Sharon Stone, still looking very fine and still showing precious little range as an actress, returns as Catherine Tramell, the sexy novelist/murder suspect who seduced San Francisco cop Michael Douglas in the initial installment (that earlier episode is alluded to several times here) but now is living in London and getting into just as much trouble in the English climate. A titillating credit sequence–running some eight minutes–shows her engaging in an explicit sex act with a nearly comatose soccer player (Stan Collymore) while they speed in a sports car at over a hundred miles an hour through the curiously deserted city streets early one morning before crashing through a photogenic glass barrier into the river. She escapes, he drowns, and homicide detective Roy Washburn (David Thewlis) is determined to charge her with murder. First, though, he has to arrange a psychiatric evaluation for her, and the man he chooses to administer it is Michael Glass (David Morrissey), a recently-divorced fellow who’s up for a prestigious academic chair but who, as the twisty narrative eventually reveals, has a major skeleton in his closet. Glass diagnoses Tramell as a risk addict and argues she’s a danger to herself and others, but she’s released on one of those pesky technicalities; and before long, in a plot turn that strains credulity early on, she becomes his patient.
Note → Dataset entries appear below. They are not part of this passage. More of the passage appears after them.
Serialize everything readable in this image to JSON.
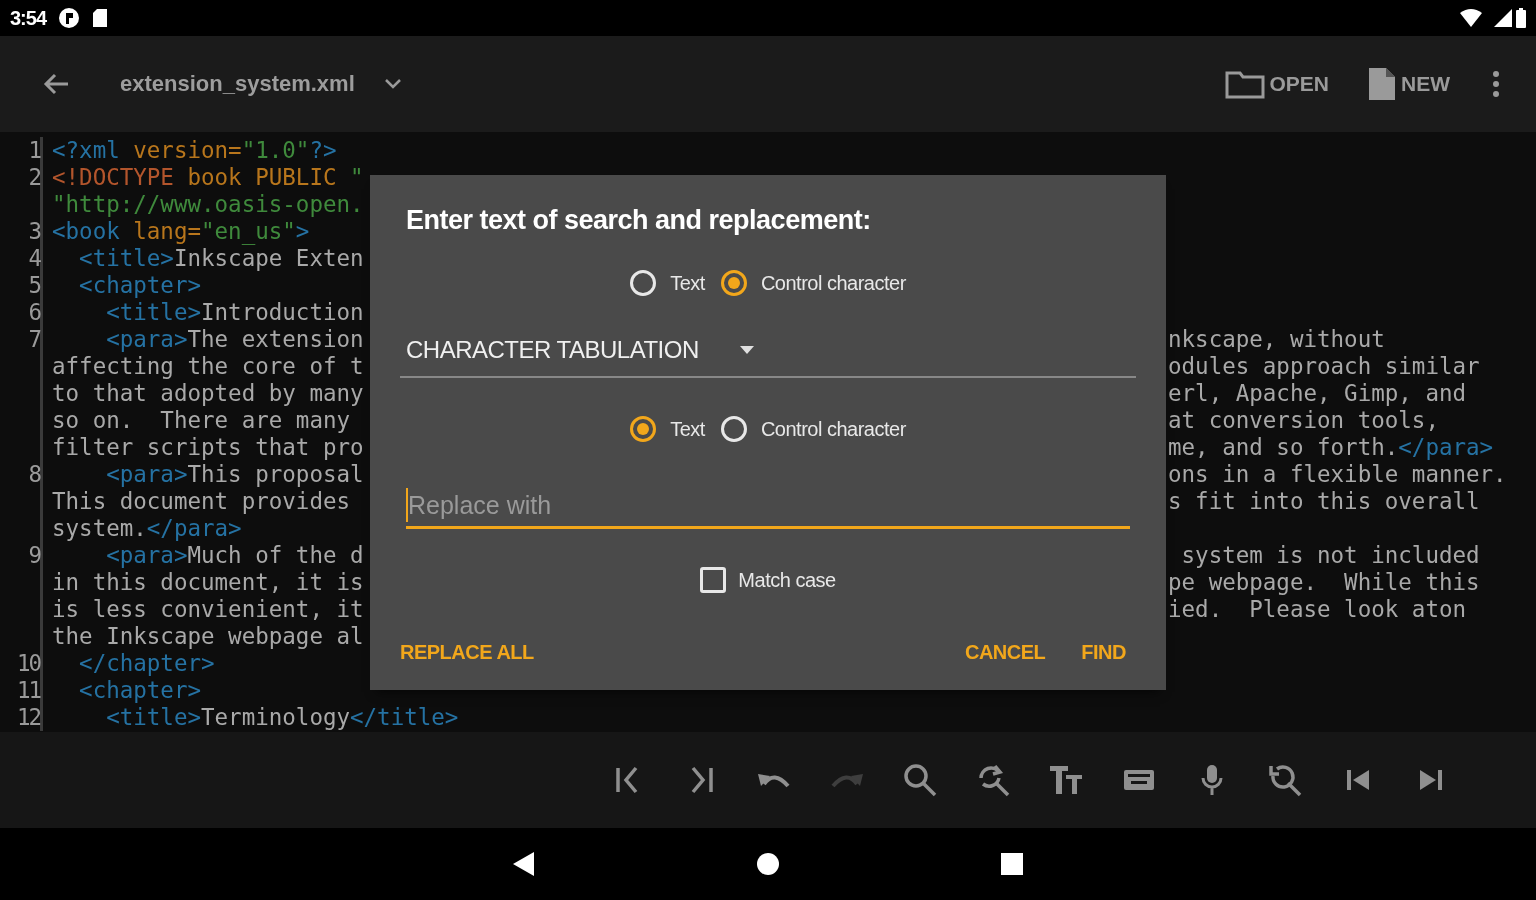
{
  "status_bar": {
    "time": "3:54"
  },
  "app_bar": {
    "file_name": "extension_system.xml",
    "actions": [
      {
        "kind": "folder",
        "label": "OPEN"
      },
      {
        "kind": "file",
        "label": "NEW"
      }
    ]
  },
  "editor": {
    "rows": [
      {
        "number": "1",
        "left": [
          {
            "kind": "tag",
            "text": "<?xml"
          },
          {
            "kind": "attr",
            "text": " version="
          },
          {
            "kind": "string",
            "text": "\"1.0\""
          },
          {
            "kind": "tag",
            "text": "?>"
          }
        ]
      },
      {
        "number": "2",
        "left": [
          {
            "kind": "doctype",
            "text": "<!DOCTYPE"
          },
          {
            "kind": "attr",
            "text": " book PUBLIC "
          },
          {
            "kind": "string",
            "text": "\""
          }
        ]
      },
      {
        "left": [
          {
            "kind": "string",
            "text": "\"http://www.oasis-open."
          }
        ]
      },
      {
        "number": "3",
        "left": [
          {
            "kind": "tag",
            "text": "<book"
          },
          {
            "kind": "attr",
            "text": " lang="
          },
          {
            "kind": "string",
            "text": "\"en_us\""
          },
          {
            "kind": "tag",
            "text": ">"
          }
        ]
      },
      {
        "number": "4",
        "left": [
          {
            "kind": "tag",
            "text": "  <title>"
          },
          {
            "kind": "text",
            "text": "Inkscape Exten"
          }
        ]
      },
      {
        "number": "5",
        "left": [
          {
            "kind": "tag",
            "text": "  <chapter>"
          }
        ]
      },
      {
        "number": "6",
        "left": [
          {
            "kind": "tag",
            "text": "    <title>"
          },
          {
            "kind": "text",
            "text": "Introduction"
          }
        ]
      },
      {
        "number": "7",
        "left": [
          {
            "kind": "tag",
            "text": "    <para>"
          },
          {
            "kind": "text",
            "text": "The extension"
          }
        ],
        "right": [
          {
            "kind": "text",
            "text": "nkscape, without"
          }
        ]
      },
      {
        "left": [
          {
            "kind": "text",
            "text": "affecting the core of t"
          }
        ],
        "right": [
          {
            "kind": "text",
            "text": "odules approach similar"
          }
        ]
      },
      {
        "left": [
          {
            "kind": "text",
            "text": "to that adopted by many"
          }
        ],
        "right": [
          {
            "kind": "text",
            "text": "erl, Apache, Gimp, and"
          }
        ]
      },
      {
        "left": [
          {
            "kind": "text",
            "text": "so on.  There are many"
          }
        ],
        "right": [
          {
            "kind": "text",
            "text": "at conversion tools,"
          }
        ]
      },
      {
        "left": [
          {
            "kind": "text",
            "text": "filter scripts that pro"
          }
        ],
        "right": [
          {
            "kind": "text",
            "text": "me, and so forth."
          },
          {
            "kind": "tag",
            "text": "</para>"
          }
        ]
      },
      {
        "number": "8",
        "left": [
          {
            "kind": "tag",
            "text": "    <para>"
          },
          {
            "kind": "text",
            "text": "This proposal"
          }
        ],
        "right": [
          {
            "kind": "text",
            "text": "ons in a flexible manner."
          }
        ]
      },
      {
        "left": [
          {
            "kind": "text",
            "text": "This document provides"
          }
        ],
        "right": [
          {
            "kind": "text",
            "text": "s fit into this overall"
          }
        ]
      },
      {
        "left": [
          {
            "kind": "text",
            "text": "system."
          },
          {
            "kind": "tag",
            "text": "</para>"
          }
        ]
      },
      {
        "number": "9",
        "left": [
          {
            "kind": "tag",
            "text": "    <para>"
          },
          {
            "kind": "text",
            "text": "Much of the d"
          }
        ],
        "right": [
          {
            "kind": "text",
            "text": " system is not included"
          }
        ]
      },
      {
        "left": [
          {
            "kind": "text",
            "text": "in this document, it is"
          }
        ],
        "right": [
          {
            "kind": "text",
            "text": "pe webpage.  While this"
          }
        ]
      },
      {
        "left": [
          {
            "kind": "text",
            "text": "is less convienient, it"
          }
        ],
        "right": [
          {
            "kind": "text",
            "text": "ied.  Please look aton"
          }
        ]
      },
      {
        "left": [
          {
            "kind": "text",
            "text": "the Inkscape webpage al"
          }
        ]
      },
      {
        "number": "10",
        "left": [
          {
            "kind": "tag",
            "text": "  </chapter>"
          }
        ]
      },
      {
        "number": "11",
        "left": [
          {
            "kind": "tag",
            "text": "  <chapter>"
          }
        ]
      },
      {
        "number": "12",
        "left": [
          {
            "kind": "tag",
            "text": "    <title>"
          },
          {
            "kind": "text",
            "text": "Terminology"
          },
          {
            "kind": "tag",
            "text": "</title>"
          }
        ]
      }
    ]
  },
  "dialog": {
    "title": "Enter text of search and replacement:",
    "search_mode": [
      {
        "label": "Text",
        "selected": false
      },
      {
        "label": "Control character",
        "selected": true
      }
    ],
    "character_dropdown": {
      "value": "CHARACTER TABULATION"
    },
    "replace_mode": [
      {
        "label": "Text",
        "selected": true
      },
      {
        "label": "Control character",
        "selected": false
      }
    ],
    "replace_field": {
      "placeholder": "Replace with",
      "focused": true
    },
    "match_case": {
      "label": "Match case",
      "checked": false
    },
    "buttons": {
      "left": "REPLACE ALL",
      "right": [
        "CANCEL",
        "FIND"
      ]
    }
  },
  "bottom_toolbar": [
    {
      "kind": "go-start",
      "disabled": false
    },
    {
      "kind": "go-end",
      "disabled": false
    },
    {
      "kind": "undo",
      "disabled": false
    },
    {
      "kind": "redo",
      "disabled": true
    },
    {
      "kind": "search",
      "disabled": false
    },
    {
      "kind": "replace",
      "disabled": false
    },
    {
      "kind": "text-size",
      "disabled": false
    },
    {
      "kind": "keyboard",
      "disabled": false
    },
    {
      "kind": "microphone",
      "disabled": false
    },
    {
      "kind": "search-back",
      "disabled": false
    },
    {
      "kind": "first",
      "disabled": false
    },
    {
      "kind": "last",
      "disabled": false
    }
  ]
}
From this point the tale grows increasingly convoluted–and absurd. Bodies pile up–four more, if my count is correct–as the psychiatrist becomes more and more obsessed with the vixen he claims to be treating and more suspicious of her motives, while she toys not only with him but everyone else in sight, always tantalizingly. Red herrings abound, with the color often coming from spurts of blood. Colorful characters pass by like folks in a parade–a smarmy magazine writer (Hugh Dancy) who has his eye on an expose regarding Glass’s past while putting hands, and much else, on the psychiatrist’s ex-wife Denise (Indira Varma); Glass’s academic supporter and friend Milena (Charlotte Rampling); an East European drug dealer; a young tech (Flora Montgomery) whom Michael briefly has sex with; and a squat-faced colleague (Heathcote Williams) whom Glass must cultivate to get that academic award (and who gets involved with Catherine, too). It would take considerable dexterity (as well as a strong ability to suppress giggles) to detail all the turns of the plot constructed by Leora Barish and Henry Bean after Joe Eszterhas, which alternates extended scenes of sexy posing and risible innuendo by Stone with in which Morrissey, looking a bit like Clive Owen might if his face filled out with baby fat, either rushes about trying to defend himself and uncover the facts or frets, with wrinkled brow, over his relationships with Catherine and Denise. Suffice it to say that it all winds up in a bait-and-switch conclusion that might be described as the thriller equivalent of a double entendre. The one thing lacking is the crass lesbian theme Eszterhas employed in the first movie; that, at least, is a sign of changed times.

In keeping with the quality of script, the acting is tepid across the board, with Rampling especially disappointing given her pedigree and Morrissey instantly forgettable. But definitely taking the cake is Thewlis, who snarls, grins and generally vamps it up to beat the band. If his last scene doesn’t make you snicker, you’re definitely made of sterner stuff than most.

Is there anything remarkable about “Basic Instinct 2”? Surely. There’s the cinematography by Gyula Pados, which is sleek in a coolly modernist way and emphasizes an odd color coordination, emphasizing blacks, whites, grays and dark blues and silvers in both costuming (Beatrix Aruna Pasztor) and production design (Norman Garwood). One must take special note of the wonderful penis-shaped building used as the site of Dr. Glass’s office–what a deep and lasting impression it makes, and to what effect, especially when the camera returns to it so frequently, creating a visual motif for the whole. And there’s the periodic soft-soft-core porn scenes, which are about of the caliber you’d find on early-morning Showtime movies. They’re not worth leaving the den for.

If you exclude the idiotic epilogue, “Basic Instinct 2” concludes with a howl of anguish from one of the characters. You just might glance around to see if it mightn’t be coming from audience. There’s simple trash and enjoyable trash; this movie wants to be the latter, but alas it falls into the first category.